I tested the pseudo XML tags from my xml-dividers branch (see Use XML tags to structure your prompts) on o1-preview manually with just a small README file, and it worked fine:
> /model openrouter/openai/o1-preview
Aider v0.59.1.dev13+g70034dc9
Main model: openrouter/openai/o1-preview with diff edit format
Weak model: openrouter/openai/gpt-4o-mini
Git repo: .git with 1 files
Repo-map: using 1024 tokens, auto refresh
Added README.md to the chat.
─────────────────────────────────────────────────────────────────────────────────
README.md
> Add some humour to the last paragraph.
To add some humour to the last paragraph in README.md, we'll modify it as follows:
README.md
<AIDER-SEARCH>
This project is just for testing pseudo XML style separators for Aider.
</AIDER-SEARCH> <AIDER-REPLACE>
This project is just for testing pseudo XML style separators for Aider. Because real XML was too mainstream!
</AIDER-REPLACE>
Tokens: 2.5k sent, 87 received. Cost: $0.04 message, $0.05 session.
Applied edit to README.md
─────────────────────────────────────────────────────────────────────────────────
README.md
Not sure of any gotchas. Start with --threads 1 until you feel like you understand how it works, then you can crank up the threads to go faster (and spend money faster).

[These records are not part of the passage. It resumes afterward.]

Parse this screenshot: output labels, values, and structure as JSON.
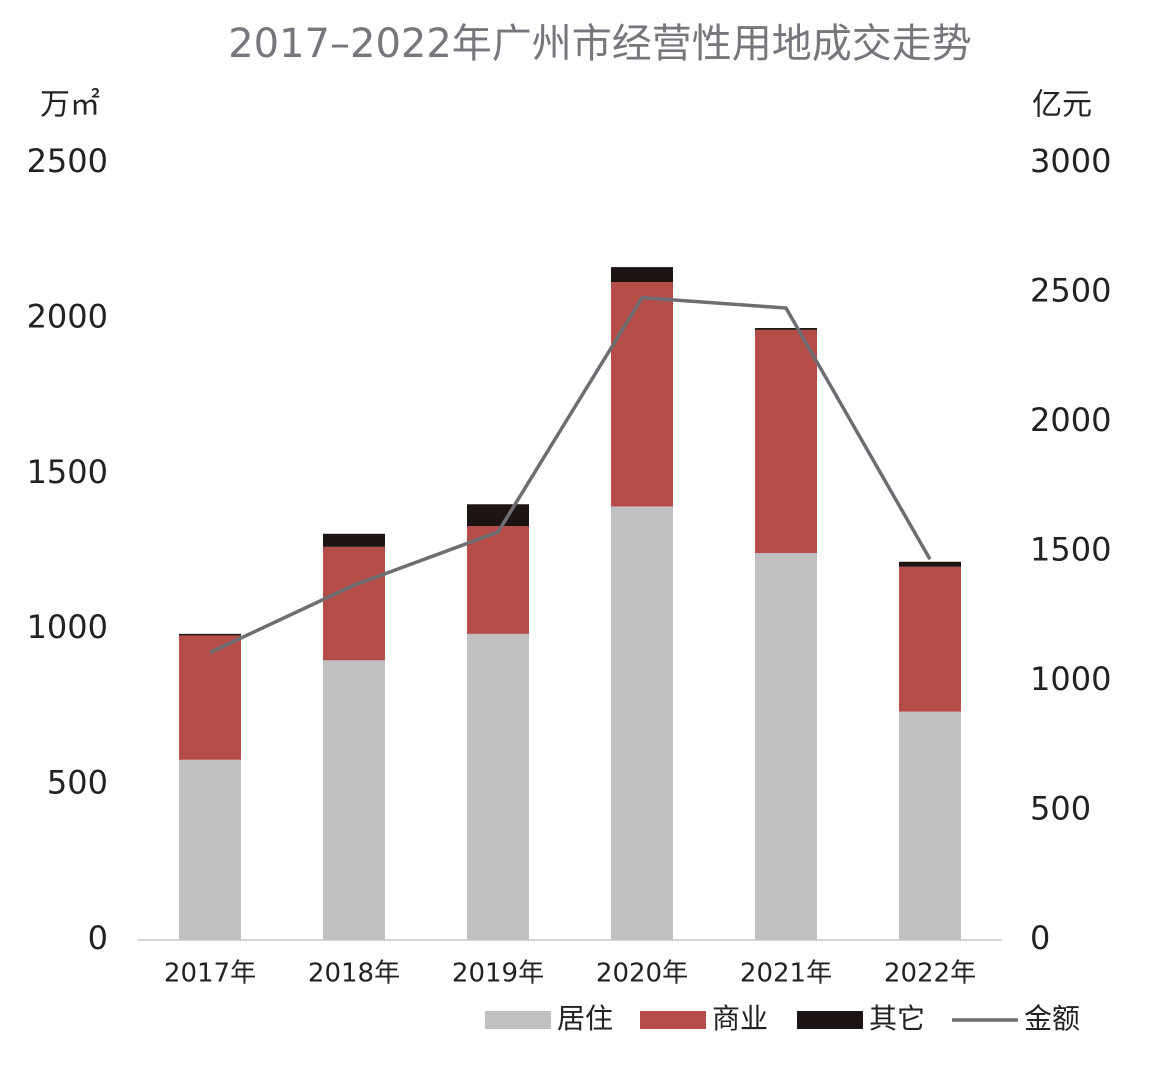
{
  "chart_data": {
    "type": "bar",
    "stacked": true,
    "title": "2017–2022年广州市经营性用地成交走势",
    "y_label": "万㎡",
    "y2_label": "亿元",
    "categories": [
      "2017年",
      "2018年",
      "2019年",
      "2020年",
      "2021年",
      "2022年"
    ],
    "series": [
      {
        "name": "居住",
        "type": "bar",
        "color": "#c0bfc1",
        "values": [
          580,
          900,
          985,
          1395,
          1245,
          735
        ]
      },
      {
        "name": "商业",
        "type": "bar",
        "color": "#b44c47",
        "values": [
          400,
          365,
          347,
          722,
          718,
          466
        ]
      },
      {
        "name": "其它",
        "type": "bar",
        "color": "#1e1414",
        "values": [
          5,
          42,
          70,
          48,
          6,
          16
        ]
      },
      {
        "name": "金额",
        "type": "line",
        "axis": "y2",
        "color": "#6e6d72",
        "values": [
          1110,
          1370,
          1575,
          2480,
          2440,
          1470
        ]
      }
    ],
    "ylim": [
      0,
      2500
    ],
    "yticks": [
      0,
      500,
      1000,
      1500,
      2000,
      2500
    ],
    "y2lim": [
      0,
      3000
    ],
    "y2ticks": [
      0,
      500,
      1000,
      1500,
      2000,
      2500,
      3000
    ],
    "grid": false,
    "legend": "bottom"
  }
}
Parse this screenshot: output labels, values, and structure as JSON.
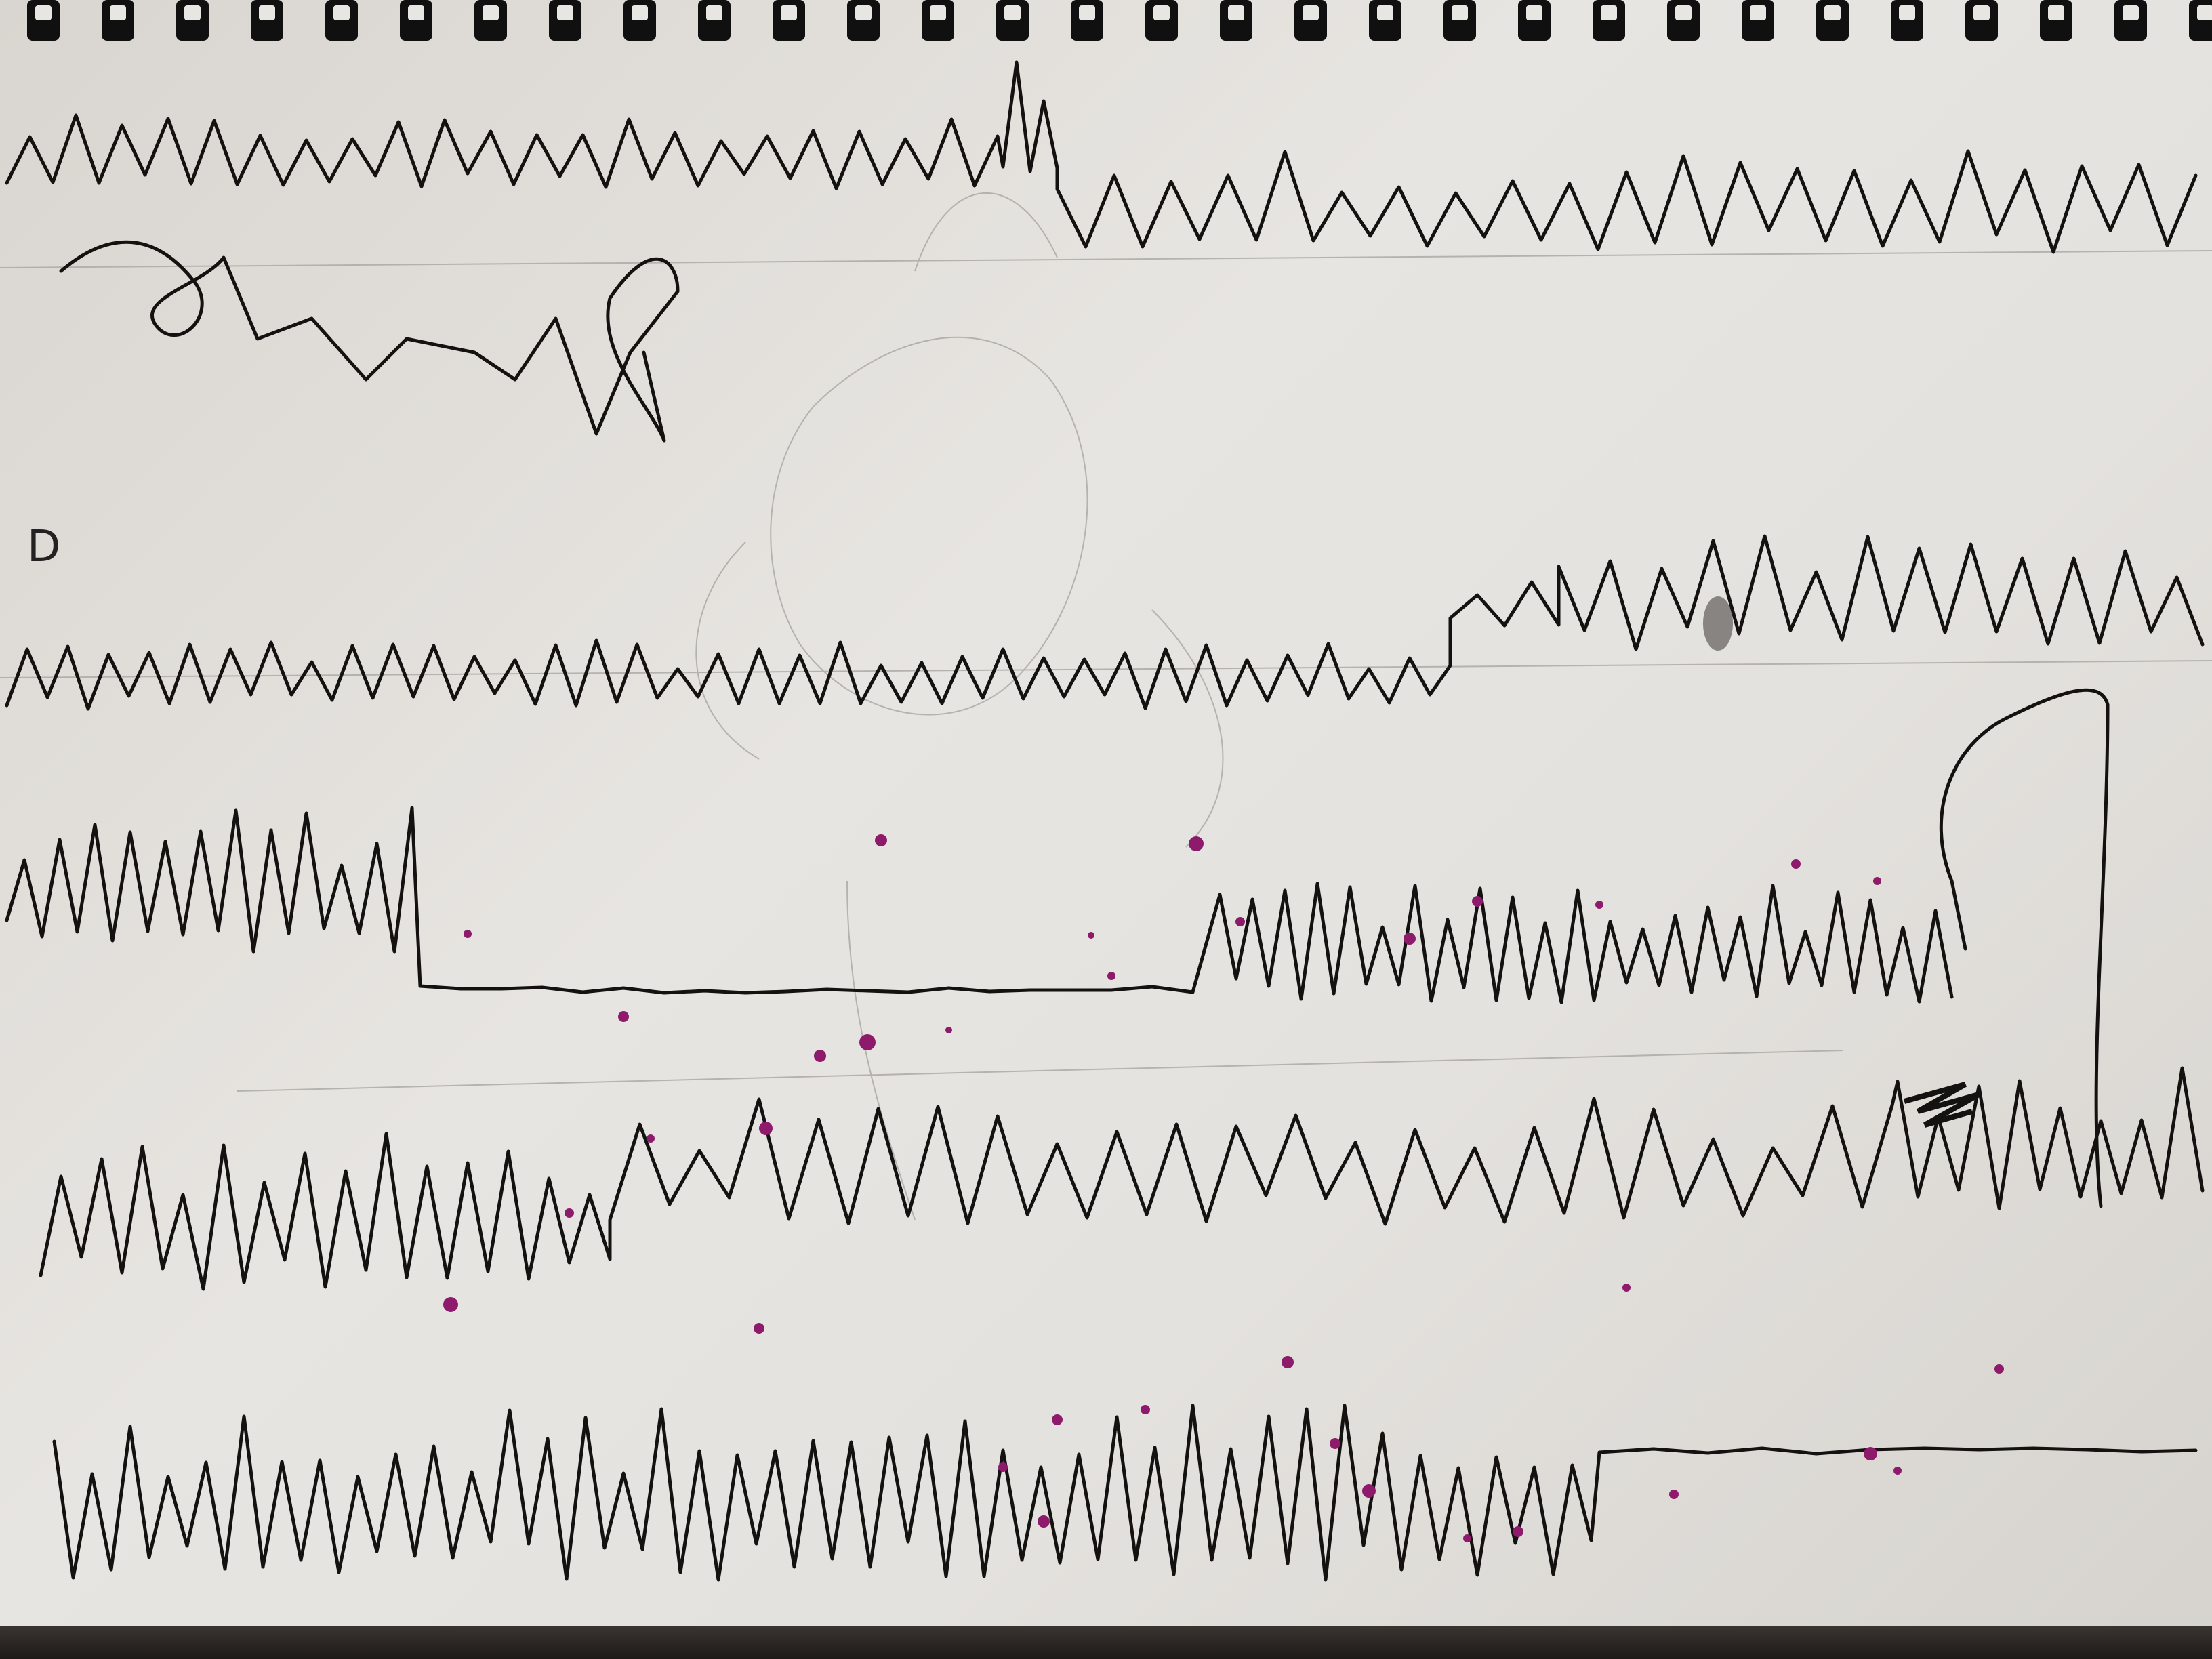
{
  "image": {
    "subject": "sketchbook-page-with-ink-waveform-lines",
    "colors": {
      "paper": "#e7e5e1",
      "ink": "#141210",
      "ink_splatter": "#8e1a6b",
      "pencil": "#a9a6a2",
      "binding_wire": "#101010",
      "binding_holes": "#e8e6e2",
      "background": "#2a2522"
    },
    "binding_ring_count": 30,
    "page_mark": "D",
    "ink_line_count": 6
  }
}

Benchmarking through open router avoids hitting rate limits.
As @paul-gauthier mentioned in this comment to #1817, a partial fix landed in Aider on October 5th, 2024. ReStructuredText header underlines longer than 9 characters are no longer mistaken for Aider separators.
Header underlines between 5 and 9 characters still do cause problems. One possible fix would be to transition into using pseudo-XML separators instead (see this comment above).